According to the Centers for Medicare & Medicaid Services (CMS), provider directories that have wrong contact information, or incorrectly show whether a doctor is in network, are a huge barrier to care. But errors in provider directories are one symptom of a larger problem: payers still rely on outdated contracting and credentialing processes to get updates from their network of providers. Consolidation, acquisitions, and other factors are increasing physician churn, which means provider directory information is changing faster than ever. Businesses that provide care must have a better way to update their payers when information changes.
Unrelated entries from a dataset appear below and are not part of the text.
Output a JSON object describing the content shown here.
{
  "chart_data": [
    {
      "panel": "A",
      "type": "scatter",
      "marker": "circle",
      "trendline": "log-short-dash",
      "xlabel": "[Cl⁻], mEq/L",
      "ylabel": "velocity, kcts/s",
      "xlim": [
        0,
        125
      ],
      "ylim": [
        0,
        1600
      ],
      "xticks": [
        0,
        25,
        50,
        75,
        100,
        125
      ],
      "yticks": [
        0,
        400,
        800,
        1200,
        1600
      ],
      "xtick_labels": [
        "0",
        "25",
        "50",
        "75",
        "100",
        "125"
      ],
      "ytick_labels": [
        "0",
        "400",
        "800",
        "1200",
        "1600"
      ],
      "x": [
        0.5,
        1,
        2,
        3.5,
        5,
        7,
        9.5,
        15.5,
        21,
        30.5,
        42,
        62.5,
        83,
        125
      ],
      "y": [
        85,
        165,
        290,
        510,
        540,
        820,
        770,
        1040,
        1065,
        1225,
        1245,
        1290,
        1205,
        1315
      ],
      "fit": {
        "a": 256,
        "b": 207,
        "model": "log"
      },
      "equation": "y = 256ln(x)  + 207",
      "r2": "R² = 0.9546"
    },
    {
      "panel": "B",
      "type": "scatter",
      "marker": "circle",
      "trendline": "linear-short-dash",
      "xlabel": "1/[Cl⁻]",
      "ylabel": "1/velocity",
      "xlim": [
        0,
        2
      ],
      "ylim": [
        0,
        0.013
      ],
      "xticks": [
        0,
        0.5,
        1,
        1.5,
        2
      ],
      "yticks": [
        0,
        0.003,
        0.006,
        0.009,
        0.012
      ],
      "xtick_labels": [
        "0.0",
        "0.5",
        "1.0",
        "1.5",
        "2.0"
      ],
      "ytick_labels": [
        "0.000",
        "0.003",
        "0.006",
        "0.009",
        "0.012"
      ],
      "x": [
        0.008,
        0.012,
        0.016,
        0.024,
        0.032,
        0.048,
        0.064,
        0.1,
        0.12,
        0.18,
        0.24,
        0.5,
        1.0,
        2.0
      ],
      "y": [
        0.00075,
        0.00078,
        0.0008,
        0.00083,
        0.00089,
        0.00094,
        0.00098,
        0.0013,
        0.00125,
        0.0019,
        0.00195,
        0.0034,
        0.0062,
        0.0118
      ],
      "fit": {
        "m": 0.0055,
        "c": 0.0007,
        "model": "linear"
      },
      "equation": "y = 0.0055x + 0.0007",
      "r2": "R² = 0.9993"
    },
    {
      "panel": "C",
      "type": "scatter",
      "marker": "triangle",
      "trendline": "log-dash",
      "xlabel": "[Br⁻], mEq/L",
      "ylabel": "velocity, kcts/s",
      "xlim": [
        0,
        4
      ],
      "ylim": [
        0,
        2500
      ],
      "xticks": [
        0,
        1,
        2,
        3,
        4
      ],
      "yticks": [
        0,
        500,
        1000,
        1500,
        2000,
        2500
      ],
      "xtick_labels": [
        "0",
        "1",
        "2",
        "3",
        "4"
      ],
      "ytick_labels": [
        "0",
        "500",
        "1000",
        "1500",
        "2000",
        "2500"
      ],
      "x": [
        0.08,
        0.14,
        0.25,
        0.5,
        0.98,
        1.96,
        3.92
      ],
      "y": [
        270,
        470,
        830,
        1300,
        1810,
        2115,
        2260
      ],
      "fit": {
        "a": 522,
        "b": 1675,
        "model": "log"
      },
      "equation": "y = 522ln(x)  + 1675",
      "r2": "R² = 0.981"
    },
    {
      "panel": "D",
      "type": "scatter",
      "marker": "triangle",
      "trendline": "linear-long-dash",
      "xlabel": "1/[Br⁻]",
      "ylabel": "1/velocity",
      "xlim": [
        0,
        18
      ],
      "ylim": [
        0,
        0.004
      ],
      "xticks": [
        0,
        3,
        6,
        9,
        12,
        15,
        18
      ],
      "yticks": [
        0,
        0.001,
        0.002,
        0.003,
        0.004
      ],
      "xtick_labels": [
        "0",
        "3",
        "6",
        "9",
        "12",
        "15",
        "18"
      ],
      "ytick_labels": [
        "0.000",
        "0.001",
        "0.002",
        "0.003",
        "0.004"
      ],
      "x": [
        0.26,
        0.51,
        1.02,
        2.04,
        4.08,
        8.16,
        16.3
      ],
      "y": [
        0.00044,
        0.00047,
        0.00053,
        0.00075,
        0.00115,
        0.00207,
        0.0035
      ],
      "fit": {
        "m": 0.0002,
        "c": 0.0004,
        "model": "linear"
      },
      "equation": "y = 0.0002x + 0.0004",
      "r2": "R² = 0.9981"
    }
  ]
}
So far in 2018, more than 200,000 healthcare provider organizations—representing over 500,000 physicians and 20,000 facilities—have updated and/or verified their provider directory information using the provider data management app on the Availity Provider Portal. Those updates have improved the accuracy of one payer’s directory entries from 56% to 80%.

Providers have made more than a million corrections to their information: that shows a lot of promise for an introductory service, but as an industry there is still a long way to go. Availity is driving innovation and results by comparing information in provider profiles with transactional data and presenting suggested updates to providers. This allows providers to quickly focus on resolving the most important issues in their record.

Networks like Availity must work with providers, payers, and industry organizations like WEDI and X12 to continue to drive standards into the process. As these standards evolve, payers will find it easier to integrate updates into all their data systems, reducing costs and improving efficiencies for all stakeholders in processes from credentialing through risk management and claims processing.